PKI Certificate Monitoring through SCOM
Few weeks back I got a request from our Lync Application team wherein they were getting bulk Certificate expiration alerts for their Lync Application modalities 45 days before the Certificate expiry date.
They wanted to reduce the Certificate expiry threshold from 45 days to 30 days. Also, they asked to check if the alert count can be reduced.
I checked the Lync 2013 Management Pack and found it has lot of Rules which are reading the Event IDs for different Lync modalities Certificate expiration under Lync Events and generating Certificate expiration alerts for all those Lync Application modalities 45 days before the Certificate Expiry.
I also checked the application Certificate location and it was present under Personal Folder.
I decided to monitor Certificates under Personal Folder with below conditions:
1: Send a Warning alert 30 days before the Certificate expiration date with High priority.
2: Send a Critical alert when Certificate expires.
System Center Central team has provided a wonderful Management Pack which can monitor PKI Certificates.
The Management Pack can be downloaded from here: DOWNLOAD
You can get more information regarding the Management Pack here: PKI Certificate Verification Management Pack for SCOM 2012
So, you download the Management Pack, what’s next?
Let’s import and configure the Management Pack so we may start the Certificate monitoring.
1: Open SCOM Console and click on Administration.
2: Right click Management Packs and select Import Management Packs option.
3: Click on Add button and select the SystemCenterCentral.Utilities.Certificates.mpb file.
4: Click on Import button to start the import.
For general instruction about importing a management pack, refer How to Import an Operations Manager Management Pack
After successful Management Pack import, the Management Pack should reflect under Management Packs with name PKI Certificate Validation V2.
Discovery of Certificate stores is disabled by default. So, we need to enable the Discovery of local computer’s certificate store “My / Personal” (registry) to start the monitoring.
1: In the Authoring Pane, expand Management Pack Objects and click Object Discoveries.
2: On Operations Manager toolbar, click Scope and look for Certificate Store to include only Certificate Store objects.
3: Click OK to continue.
4: Right click Discovery of local computer’s certificate store “My / Personal” (registry) Certificate Store.
5: Click Overrides, click Override the Object Discovery and then click For a specific object of class: Health Service.
Note: You can enable this certificate Store for a Group or all the monitored objects as well by selecting the For a group or For all objects of class: Health Service option.
6: Search for the specific server for which monitoring needs to be enabled.
7: Click OK to continue.
8: Set the Override Value to True.
9: Under Management Pack, click New to create an unsealed version of the Management Pack, and then click OK, or select an unsealed Management Pack that you previously created in which to save this override.

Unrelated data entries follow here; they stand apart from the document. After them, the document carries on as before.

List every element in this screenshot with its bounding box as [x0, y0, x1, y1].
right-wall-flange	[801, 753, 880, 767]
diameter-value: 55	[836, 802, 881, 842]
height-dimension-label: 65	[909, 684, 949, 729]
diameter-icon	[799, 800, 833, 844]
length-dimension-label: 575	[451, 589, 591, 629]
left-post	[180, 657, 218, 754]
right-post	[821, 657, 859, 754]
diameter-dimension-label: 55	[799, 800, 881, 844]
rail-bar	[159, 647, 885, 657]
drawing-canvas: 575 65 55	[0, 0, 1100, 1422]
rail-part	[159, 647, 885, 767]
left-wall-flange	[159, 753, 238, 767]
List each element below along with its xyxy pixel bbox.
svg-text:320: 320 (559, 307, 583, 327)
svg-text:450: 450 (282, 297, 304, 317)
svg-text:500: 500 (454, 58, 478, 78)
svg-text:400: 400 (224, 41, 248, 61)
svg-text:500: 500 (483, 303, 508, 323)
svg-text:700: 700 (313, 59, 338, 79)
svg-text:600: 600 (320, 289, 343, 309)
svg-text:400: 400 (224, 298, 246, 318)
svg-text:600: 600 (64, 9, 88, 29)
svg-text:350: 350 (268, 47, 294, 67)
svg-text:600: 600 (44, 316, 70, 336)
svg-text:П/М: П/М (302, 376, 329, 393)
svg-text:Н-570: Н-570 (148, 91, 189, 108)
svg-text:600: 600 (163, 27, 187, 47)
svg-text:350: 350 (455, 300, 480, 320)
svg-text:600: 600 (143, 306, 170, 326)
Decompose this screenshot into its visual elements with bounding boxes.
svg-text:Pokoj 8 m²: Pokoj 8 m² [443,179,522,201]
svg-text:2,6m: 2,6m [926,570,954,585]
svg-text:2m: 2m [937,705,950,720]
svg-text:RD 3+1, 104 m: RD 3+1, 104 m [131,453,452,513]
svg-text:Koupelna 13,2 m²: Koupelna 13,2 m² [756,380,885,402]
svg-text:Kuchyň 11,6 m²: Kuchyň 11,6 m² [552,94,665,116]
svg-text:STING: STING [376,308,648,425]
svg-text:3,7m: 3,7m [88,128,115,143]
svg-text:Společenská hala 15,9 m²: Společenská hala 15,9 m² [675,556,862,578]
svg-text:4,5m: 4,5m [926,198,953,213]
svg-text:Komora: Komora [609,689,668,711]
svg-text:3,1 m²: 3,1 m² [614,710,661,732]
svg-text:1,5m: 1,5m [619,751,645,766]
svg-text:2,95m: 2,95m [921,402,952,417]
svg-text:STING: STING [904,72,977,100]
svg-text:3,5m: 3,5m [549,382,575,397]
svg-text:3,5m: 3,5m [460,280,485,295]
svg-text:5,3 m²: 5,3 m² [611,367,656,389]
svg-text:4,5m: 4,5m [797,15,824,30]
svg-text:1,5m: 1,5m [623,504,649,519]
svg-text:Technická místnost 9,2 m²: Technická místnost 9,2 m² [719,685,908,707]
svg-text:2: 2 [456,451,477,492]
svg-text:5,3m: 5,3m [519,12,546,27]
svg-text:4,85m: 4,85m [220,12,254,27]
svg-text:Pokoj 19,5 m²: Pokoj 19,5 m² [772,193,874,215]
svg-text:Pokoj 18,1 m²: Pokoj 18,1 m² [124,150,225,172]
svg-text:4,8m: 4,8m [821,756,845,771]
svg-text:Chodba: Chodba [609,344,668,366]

As a best practice, you should not save overrides to the Default Management Pack.
10: Click OK to save the changes.
After altering the override setting, the Certificate store will be automatically discovered and will appear in the Monitoring pane under Certificate Stores Availability.
Discovery may take few minutes to complete.
Now since the discovery is complete and we are getting alerts for the Certificate expiration as per the default threshold, it’s time to change the threshold values so we may get the alerts 30 days before Certificate expiration with High priority.
1: In the Authoring Pane, expand Management Pack Objects and click Monitors.
2: On Operations Manager toolbar, click Scope and look for Certificate to include only Certificate objects.
3: Look for Certificate Lifespan monitor.
4: Right click Certificate Lifespan monitor, click Overrides and click Override the Monitor.
5: Select For all objects of class: Certificate.
Note: You can apply this override for a Group of servers or a specific object as well by selecting the For a group or For a specific object of class: Certificate option.
6: Change Alert Priority parameter value to High.
7: Change Lifetime Threshold (days) from 21 to 30 days.
8: Click OK to save the changes.
Now, next time when you receive the Certificate expiration alert, it will be 30 days before the Certificate expiration and with High priority.
The Management Pack has below limitations:
1: It doesn’t support Agentless monitoring.
2: Operating System should have PowerShell 2.0 / .net 2.0 installed.
Please go through the Management Pack Guide thoroughly before importing the Management Pack.